Türkiye Cumhuriyeti Cumhurbaşkanı Recep Tayyip Erdoğan öncülüğünde yürütülen yeni ekonomik siyasetin KKTC’ye de olumlu yansımaları olduğunu ve olacağını ifade eden Tatar, bu siyasetin geliştirilmesinde emeği geçenlere teşekkür etti ve güven belirtti.

Ekonomik gelişmelerin güvene dayalı olduğunu ifade eden Tatar, dış saldırıların ekonomiyi bozmaması gerektiğini ancak zaman zaman sıkıntılar yaşandığını kaydederek, yeni ortaya konan ekonomik siyasetin Türk Lirasını daha da güçlü hale getireceğine inandığını söyledi.

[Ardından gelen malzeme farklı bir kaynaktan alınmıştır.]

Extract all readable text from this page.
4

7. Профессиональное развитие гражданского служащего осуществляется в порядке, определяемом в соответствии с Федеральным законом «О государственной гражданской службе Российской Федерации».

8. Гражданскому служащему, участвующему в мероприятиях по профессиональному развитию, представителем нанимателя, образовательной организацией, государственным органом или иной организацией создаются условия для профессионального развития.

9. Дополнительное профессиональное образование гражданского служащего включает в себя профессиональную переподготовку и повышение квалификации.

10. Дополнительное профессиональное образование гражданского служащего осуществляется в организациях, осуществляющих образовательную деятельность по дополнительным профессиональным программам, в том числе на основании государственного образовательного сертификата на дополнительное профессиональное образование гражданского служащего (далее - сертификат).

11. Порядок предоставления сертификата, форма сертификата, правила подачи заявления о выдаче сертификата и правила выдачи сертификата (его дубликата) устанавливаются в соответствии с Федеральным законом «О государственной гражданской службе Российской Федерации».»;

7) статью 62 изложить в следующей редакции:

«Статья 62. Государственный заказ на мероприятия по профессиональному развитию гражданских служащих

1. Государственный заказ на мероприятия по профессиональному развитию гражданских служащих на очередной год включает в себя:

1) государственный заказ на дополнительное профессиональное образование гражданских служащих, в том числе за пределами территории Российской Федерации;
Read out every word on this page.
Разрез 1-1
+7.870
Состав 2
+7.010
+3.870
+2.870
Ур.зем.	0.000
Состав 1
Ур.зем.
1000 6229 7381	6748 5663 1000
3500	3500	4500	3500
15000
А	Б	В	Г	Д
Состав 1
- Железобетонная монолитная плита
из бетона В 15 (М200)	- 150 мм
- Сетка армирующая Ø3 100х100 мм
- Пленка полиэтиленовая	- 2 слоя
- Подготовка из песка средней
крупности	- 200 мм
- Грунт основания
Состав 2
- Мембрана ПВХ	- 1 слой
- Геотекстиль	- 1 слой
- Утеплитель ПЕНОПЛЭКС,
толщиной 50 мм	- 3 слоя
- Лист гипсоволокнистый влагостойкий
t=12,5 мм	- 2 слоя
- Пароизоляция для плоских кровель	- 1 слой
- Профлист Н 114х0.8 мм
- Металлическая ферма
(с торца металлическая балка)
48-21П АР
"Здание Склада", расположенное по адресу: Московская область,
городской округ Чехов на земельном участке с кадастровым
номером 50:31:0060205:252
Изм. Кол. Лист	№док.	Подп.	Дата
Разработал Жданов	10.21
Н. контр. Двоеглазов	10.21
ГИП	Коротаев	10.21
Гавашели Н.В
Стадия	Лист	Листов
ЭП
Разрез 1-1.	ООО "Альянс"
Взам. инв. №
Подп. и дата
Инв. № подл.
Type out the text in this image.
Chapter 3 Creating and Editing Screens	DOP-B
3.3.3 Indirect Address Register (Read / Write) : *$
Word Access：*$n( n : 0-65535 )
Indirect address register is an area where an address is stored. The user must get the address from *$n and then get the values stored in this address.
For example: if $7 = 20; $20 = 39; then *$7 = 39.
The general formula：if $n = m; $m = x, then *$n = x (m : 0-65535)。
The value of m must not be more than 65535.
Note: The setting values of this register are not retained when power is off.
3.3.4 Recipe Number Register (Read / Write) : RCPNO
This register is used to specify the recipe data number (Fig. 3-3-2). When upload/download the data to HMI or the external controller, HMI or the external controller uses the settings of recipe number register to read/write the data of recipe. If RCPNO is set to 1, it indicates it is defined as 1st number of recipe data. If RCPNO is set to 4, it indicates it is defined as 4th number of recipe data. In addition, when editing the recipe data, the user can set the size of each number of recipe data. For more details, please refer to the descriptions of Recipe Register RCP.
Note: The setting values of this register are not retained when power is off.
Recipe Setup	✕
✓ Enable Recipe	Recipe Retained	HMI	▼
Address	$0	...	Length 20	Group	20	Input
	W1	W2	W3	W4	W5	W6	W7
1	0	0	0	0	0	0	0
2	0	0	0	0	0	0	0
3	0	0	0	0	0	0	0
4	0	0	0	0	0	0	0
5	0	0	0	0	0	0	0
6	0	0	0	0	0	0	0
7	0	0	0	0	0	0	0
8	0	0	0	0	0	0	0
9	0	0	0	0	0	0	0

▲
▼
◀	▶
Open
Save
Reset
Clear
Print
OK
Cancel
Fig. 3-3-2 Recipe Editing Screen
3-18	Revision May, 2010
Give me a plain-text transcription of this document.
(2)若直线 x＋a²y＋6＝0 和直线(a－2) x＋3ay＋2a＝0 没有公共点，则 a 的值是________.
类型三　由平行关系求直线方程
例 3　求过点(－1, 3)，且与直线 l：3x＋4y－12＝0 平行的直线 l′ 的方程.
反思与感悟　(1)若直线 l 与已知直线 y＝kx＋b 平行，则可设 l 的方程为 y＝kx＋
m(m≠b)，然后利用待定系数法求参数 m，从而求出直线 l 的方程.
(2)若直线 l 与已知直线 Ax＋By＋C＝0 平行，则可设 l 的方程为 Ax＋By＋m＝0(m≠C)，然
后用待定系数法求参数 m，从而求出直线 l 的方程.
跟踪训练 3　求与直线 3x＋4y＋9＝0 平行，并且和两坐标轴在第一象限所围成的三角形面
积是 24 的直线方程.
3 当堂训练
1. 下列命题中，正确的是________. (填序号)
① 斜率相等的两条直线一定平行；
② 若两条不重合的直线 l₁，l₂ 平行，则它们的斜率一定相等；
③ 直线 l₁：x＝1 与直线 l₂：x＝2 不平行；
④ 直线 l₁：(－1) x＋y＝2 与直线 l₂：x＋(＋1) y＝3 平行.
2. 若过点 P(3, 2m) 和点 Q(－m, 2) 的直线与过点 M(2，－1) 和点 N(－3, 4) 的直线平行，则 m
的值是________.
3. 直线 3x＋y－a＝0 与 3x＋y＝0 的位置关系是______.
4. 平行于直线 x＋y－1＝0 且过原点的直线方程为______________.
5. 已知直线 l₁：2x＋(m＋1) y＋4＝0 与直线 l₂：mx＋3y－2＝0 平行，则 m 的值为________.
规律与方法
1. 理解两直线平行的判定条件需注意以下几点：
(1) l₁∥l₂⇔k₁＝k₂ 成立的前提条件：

KKTC’nin Türk Lirasını kullandığını ifade eden Tatar, ülkede Euro’ya geçilmesini kabul etmeyeceklerini çünkü Anavatan Türkiye’nin desteğiyle KKTC’de her alanda yatırımlar olduğunu ve gelişmeler yaşandığını vurguladı.

Ana çıkış kapılarının Türkiye Cumhuriyeti olduğunu ifade eden Tatar, daha güçlü bir Türkiye sayesinde KKTC’nin de daha güçlü olacağına işaret etti.

Kıbrıs konusunda ortaya koydukları iki devletli yeni siyasetin Türkiye tarafından da desteklendiğini, mavi vatan ile Doğu Akdeniz’de hava sahasında Türkiye ile birlikte hareket ettiklerini anlatan Tatar, bu bölgede en büyük güç olan Türkiye’nin desteğiyle KKTC’nin gelecekte çok daha refah bir şekilde gelişeceğine vurgu yaptı.

Tatar, dün akşam Türkiye Cumhuriyeti Cumhurbaşkanı Recep Tayyip Erdoğan ile görüştüğünü, Türk Lirası mevduat kalkanının KKTC’de de geçerli olması için bir takım düzenlemeler olacağını, karşılıklı ticarette Türk Lirası kullanılması için gerekli görüşmeleri yaptıklarını kaydetti.

Türkiye’de çok çalışkan bir nüfus olduğunu ve üretimin güçlü olduğunu ifade eden Tatar, Türkiye’nin çok büyük bir potansiyele sahip olduğunu, denizlerde bulunacak doğal kaynakların da ekonomiye yansımasıyla cari açıkların kapatılacağı ve artıya geçileceğine inanç belirtti.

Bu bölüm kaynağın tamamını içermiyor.